Draper, the second speaker, discussed the Calvinist reform. Calvin was different from most reformers.
A second generation reformer in Geneva, Calvin was specifically asked to rebuild the church.
He possessed a holistic viewpoint of reform. Calvin’s ultimate goal was to have the church reformed by the people of the church.
He believed that Calvinists could be great citizens, and even better than Catholics because of their theology. Calvin wanted to separate the church and state to peacefully coexist.
“Calvin came into the scene with a blueprint in hand,” Draper remarked.
Calvin had a strategically structured hierarchy within the church. He felt that the church needed pastors, elders, doctors and deacons.
Each person had a specific role within the church.

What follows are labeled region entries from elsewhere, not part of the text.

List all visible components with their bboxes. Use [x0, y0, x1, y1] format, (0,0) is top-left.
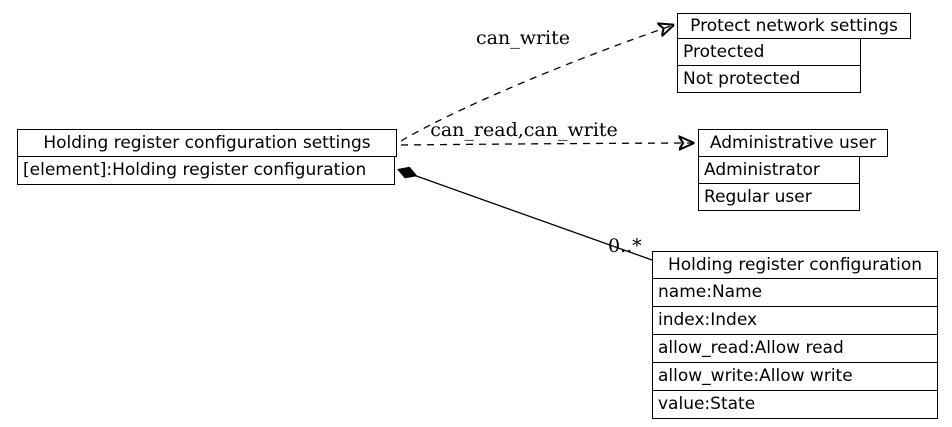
edge-label-can-read-can-write: can_read,can_write [430, 119, 618, 141]
node-protect-row-not-protected: Not protected [677, 65, 861, 93]
node-holding-row-allow-write: allow_write:Allow write [652, 362, 938, 391]
node-admin-row-administrator: Administrator [698, 156, 860, 184]
edge-label-multiplicity: 0..* [608, 235, 642, 257]
composition-diamond-icon [397, 166, 418, 179]
node-admin-title: Administrative user [698, 129, 888, 157]
edge-composition-line [414, 174, 653, 261]
node-protect-title: Protect network settings [677, 13, 911, 39]
node-holding-row-name: name:Name [652, 278, 938, 307]
edge-can-read-write-line [400, 143, 692, 145]
edge-can-write-line [400, 26, 672, 142]
node-holding-row-allow-read: allow_read:Allow read [652, 334, 938, 363]
edge-label-can-write: can_write [475, 27, 570, 49]
node-holding-row-index: index:Index [652, 306, 938, 335]
node-settings-title: Holding register configuration settings [17, 129, 397, 157]
node-admin-row-regular-user: Regular user [698, 183, 860, 211]
node-holding-title: Holding register configuration [652, 251, 938, 279]
node-holding-row-value: value:State [652, 390, 938, 419]
node-protect-row-protected: Protected [677, 38, 861, 66]
node-settings-row-element: [element]:Holding register configuration [17, 156, 395, 185]
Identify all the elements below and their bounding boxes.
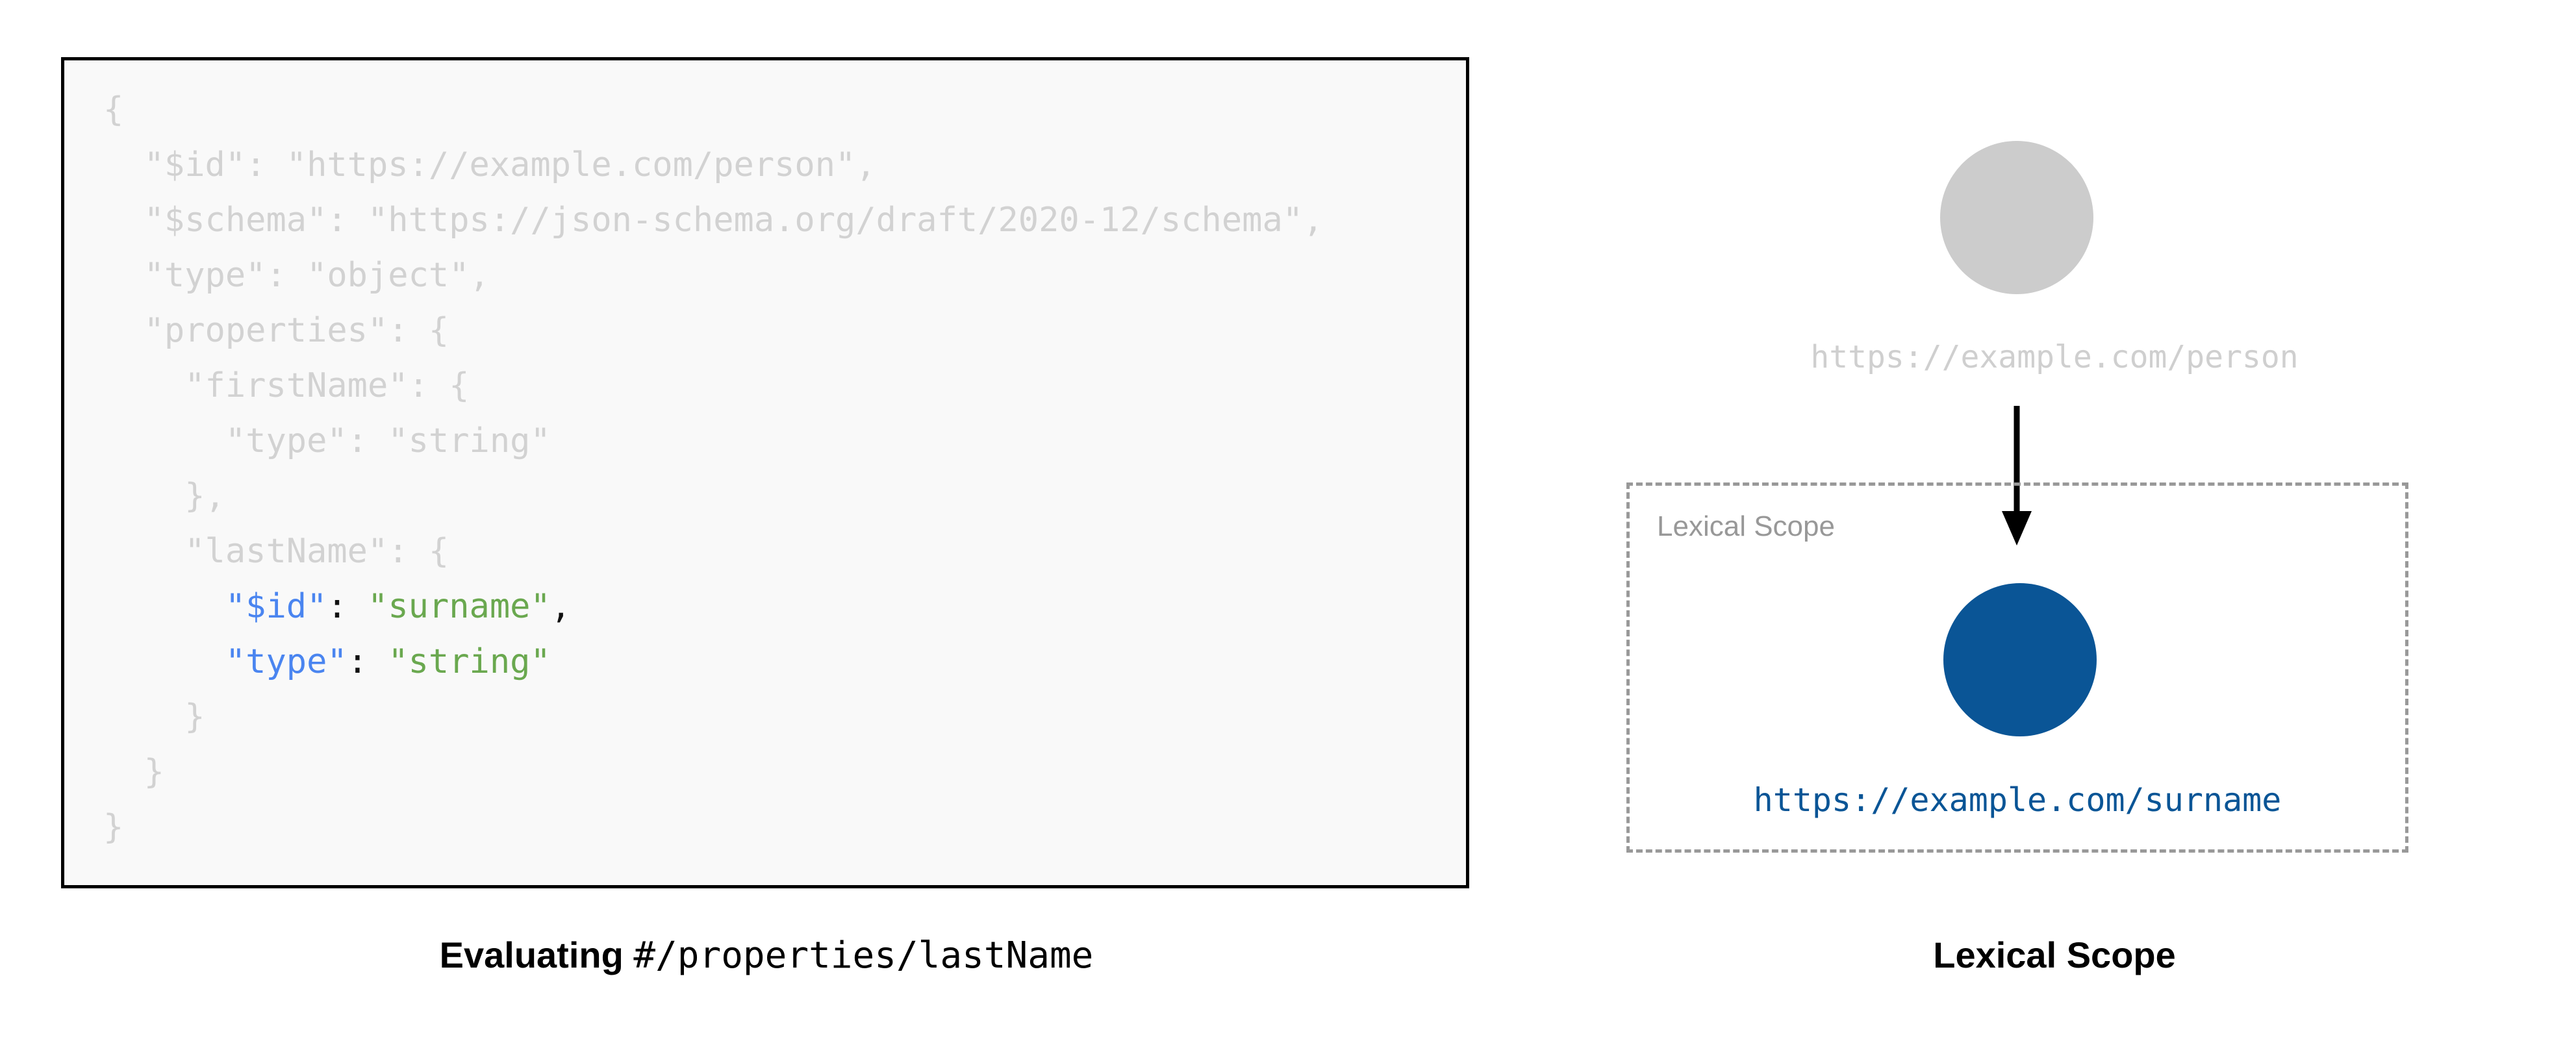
code-value: "surname" [368, 587, 551, 626]
code-line: "lastName": { [103, 524, 1323, 579]
code-line: "type": "string" [103, 414, 1323, 469]
code-text: } [103, 697, 205, 736]
code-text: } [103, 753, 164, 792]
code-line: "$id": "surname", [103, 579, 1323, 634]
code-text: "lastName": { [103, 532, 449, 571]
left-caption-pointer: #/properties/lastName [633, 934, 1094, 977]
lexical-scope-tag-label: Lexical Scope [1657, 510, 1835, 542]
code-line: } [103, 800, 1323, 855]
code-line: "$id": "https://example.com/person", [103, 138, 1323, 193]
code-value: "string" [388, 642, 551, 681]
code-tail: , [550, 587, 572, 626]
json-schema-code-block: { "$id": "https://example.com/person", "… [61, 57, 1469, 888]
surname-schema-node [1943, 583, 2097, 736]
code-text: "$id": "https://example.com/person", [103, 145, 876, 184]
code-key: "type" [225, 642, 347, 681]
code-line: }, [103, 469, 1323, 524]
person-schema-node-label: https://example.com/person [1810, 339, 2299, 375]
code-text: "firstName": { [103, 366, 470, 405]
code-line: "$schema": "https://json-schema.org/draf… [103, 193, 1324, 248]
code-line: { [103, 82, 1323, 138]
right-caption: Lexical Scope [1933, 934, 2176, 975]
code-panel: { "$id": "https://example.com/person", "… [0, 57, 1533, 977]
code-indent [103, 642, 225, 681]
code-lines: { "$id": "https://example.com/person", "… [103, 82, 1323, 855]
code-text: "type": "string" [103, 421, 551, 460]
code-indent [103, 587, 225, 626]
downward-arrow-icon [2002, 406, 2032, 545]
person-schema-node [1940, 141, 2093, 294]
code-text: } [103, 808, 124, 847]
code-text: { [103, 90, 124, 129]
code-line: } [103, 690, 1323, 745]
code-separator: : [327, 587, 368, 626]
code-line: "firstName": { [103, 358, 1323, 414]
code-line: } [103, 745, 1323, 800]
scope-diagram-panel: https://example.com/person Lexical Scope… [1533, 0, 2576, 1039]
code-line: "type": "string" [103, 634, 1323, 690]
code-text: "properties": { [103, 311, 449, 350]
code-text: "$schema": "https://json-schema.org/draf… [103, 201, 1324, 240]
code-text: }, [103, 477, 225, 516]
surname-schema-node-label: https://example.com/surname [1753, 781, 2282, 819]
code-key: "$id" [225, 587, 327, 626]
code-separator: : [347, 642, 388, 681]
code-line: "properties": { [103, 303, 1323, 358]
left-caption: Evaluating #/properties/lastName [0, 934, 1533, 977]
code-text: "type": "object", [103, 256, 490, 295]
code-line: "type": "object", [103, 248, 1323, 303]
lexical-scope-box: Lexical Scope https://example.com/surnam… [1626, 482, 2408, 853]
left-caption-bold: Evaluating [439, 934, 624, 975]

He also felt that discipline was vital.
The final speaker, Bach, talked about the Swiss Anabaptist movement. These individuals believed that the church must be reformed by the ground-up method. They really wanted a separation of church and state, which was unheard of at the time.
The Swiss Anabaptist reform came about from several different people and different parts of the world.
“There wasn’t uniform thinking,” Bach said.
“The Swiss Anabaptist people had different treks from Calvin and Luther, but their visions weren’t all that different,” Bach explained.
The Swiss Anabaptist started to question the idea of baptism. They felt that baptism signifies a change, and that only starts to occur in adulthood. They continued to use their “ground-up” approach.
“They essentially unhinged themselves from the world,” Bach noted.
They firmly deemed that the church should not be attached to the government.
They also believed that people should read their Bibles and the book of Psalms weekly.
Evener’s best advice regarding religion is “learn, set aside the time to do so. It is vital to understand religions of the past and present. By doing so, you will better understand others and yourself.”
Draper said that you should, “know why you believe the things you do.”
Bach advises people to “respectfully inquire about others’ religions, even if you do not agree with what they are saying, make sure you listen to them.”